データはXML 1.0 DTD でエンコード(符号化)され、プラットフォームに依存しない、まとまった形式となる。そのような形式のデータをHTTP、FTPなど適当な転送機構で送る。受信側のマシンにはWDDXを解釈できるソフトウェアが搭載されており、そのマシンが扱える形式に変換を行う。WDDX はファイルシステムやストレージへ格納する際のデータシリアライズ機構としても使うことができる。典型的な使用法としては、WebブラウザでWDDXを解釈するJavaScriptを動作させ、サーバからブラウザに対して複雑なデータをWDDX形式で送る。これは一種のAjaxである。
WDDX は1998年、Allaire の Simeon Simeonov が ColdFusionサーバ環境向けに開発したのが最初である[1]。同年、WDDX はオープンソース化された。[要出典]

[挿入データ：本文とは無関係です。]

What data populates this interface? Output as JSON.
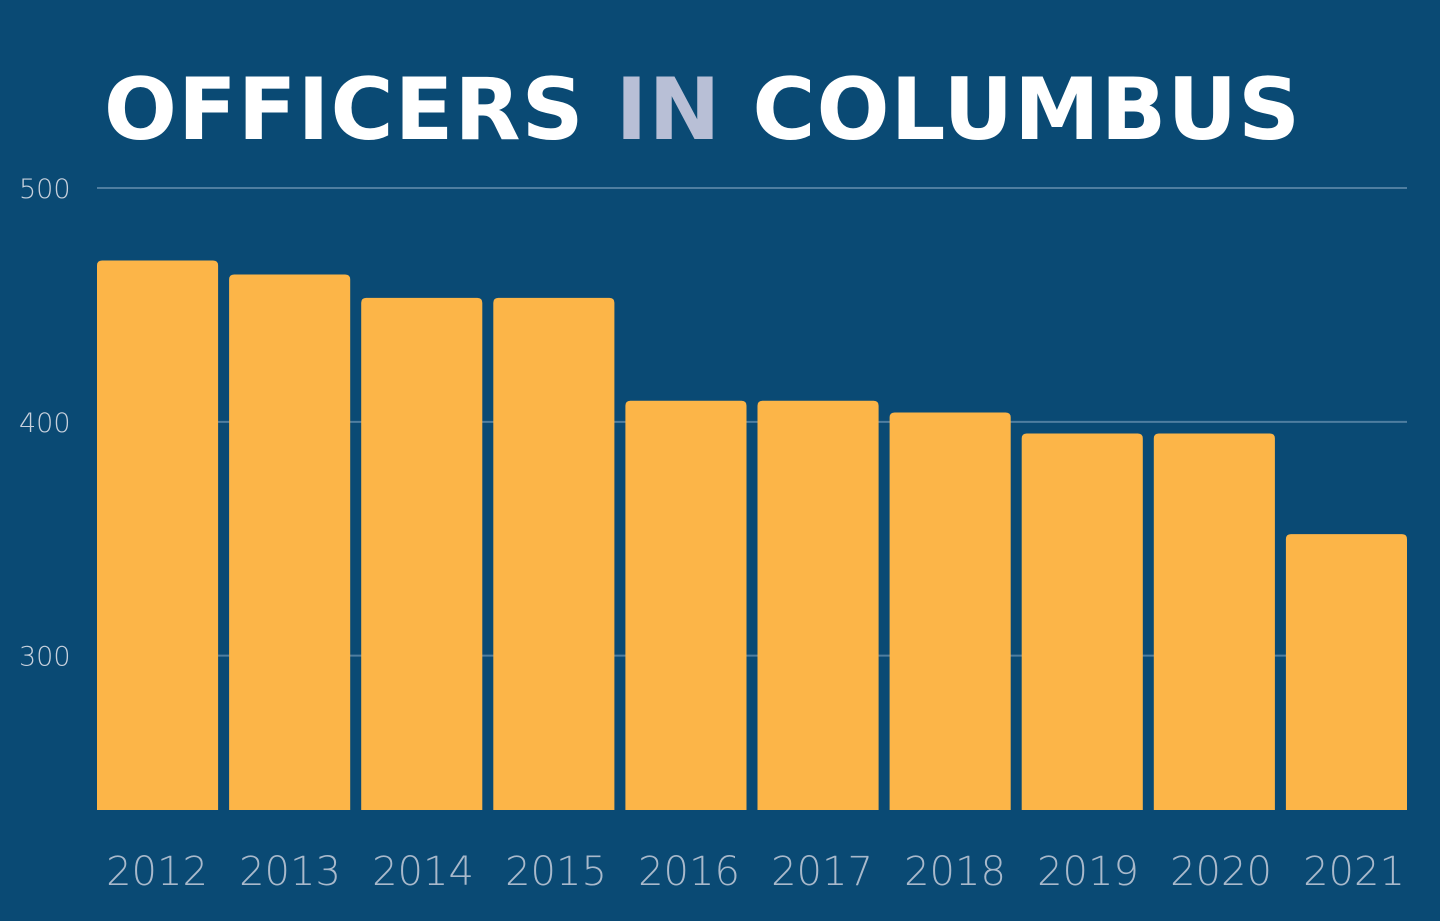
{
  "title": {
    "part1": "OFFICERS ",
    "accent": "IN",
    "part2": " COLUMBUS"
  },
  "colors": {
    "background": "#0a4a74",
    "bar": "#fcb548",
    "title": "#ffffff",
    "title_accent": "#b8bfd6",
    "gridline": "#4f7ea0",
    "tick_label": "#a9b9cb"
  },
  "chart_data": {
    "type": "bar",
    "title": "OFFICERS IN COLUMBUS",
    "xlabel": "",
    "ylabel": "",
    "categories": [
      "2012",
      "2013",
      "2014",
      "2015",
      "2016",
      "2017",
      "2018",
      "2019",
      "2020",
      "2021"
    ],
    "values": [
      469,
      463,
      453,
      453,
      409,
      409,
      404,
      395,
      395,
      352
    ],
    "ylim": [
      234,
      500
    ],
    "yticks": [
      300,
      400,
      500
    ],
    "grid": true,
    "legend": "none"
  }
}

共に1998年に生まれた WDDX と XML-RPC は SOAP とWebサービスの先駆けとなった。SOAP はメッセージの構造とトランスポート層との分離という概念を WDDX から拝借し、HTTPとの関わりとRPCとしての構成をXML-RPCから拝借している[要出典]。
例: [2]
<wddxPacket version='1.0'>
<header comment='PHP'/>
<data>
<struct>
<var name='pi'>
<number>3.1415926</number>
</var>
<var name='cities'>
<array length='3'>
<string>Austin</string>
<string>Novato</string>
<string>Seattle</string>
</array>
</var>
</struct>
</data>
</wddxPacket>
注 [編集]
- ^ Simeonov, Simeon. “WDDX: Distributed Data for the Web”. 2007年2月5日閲覧。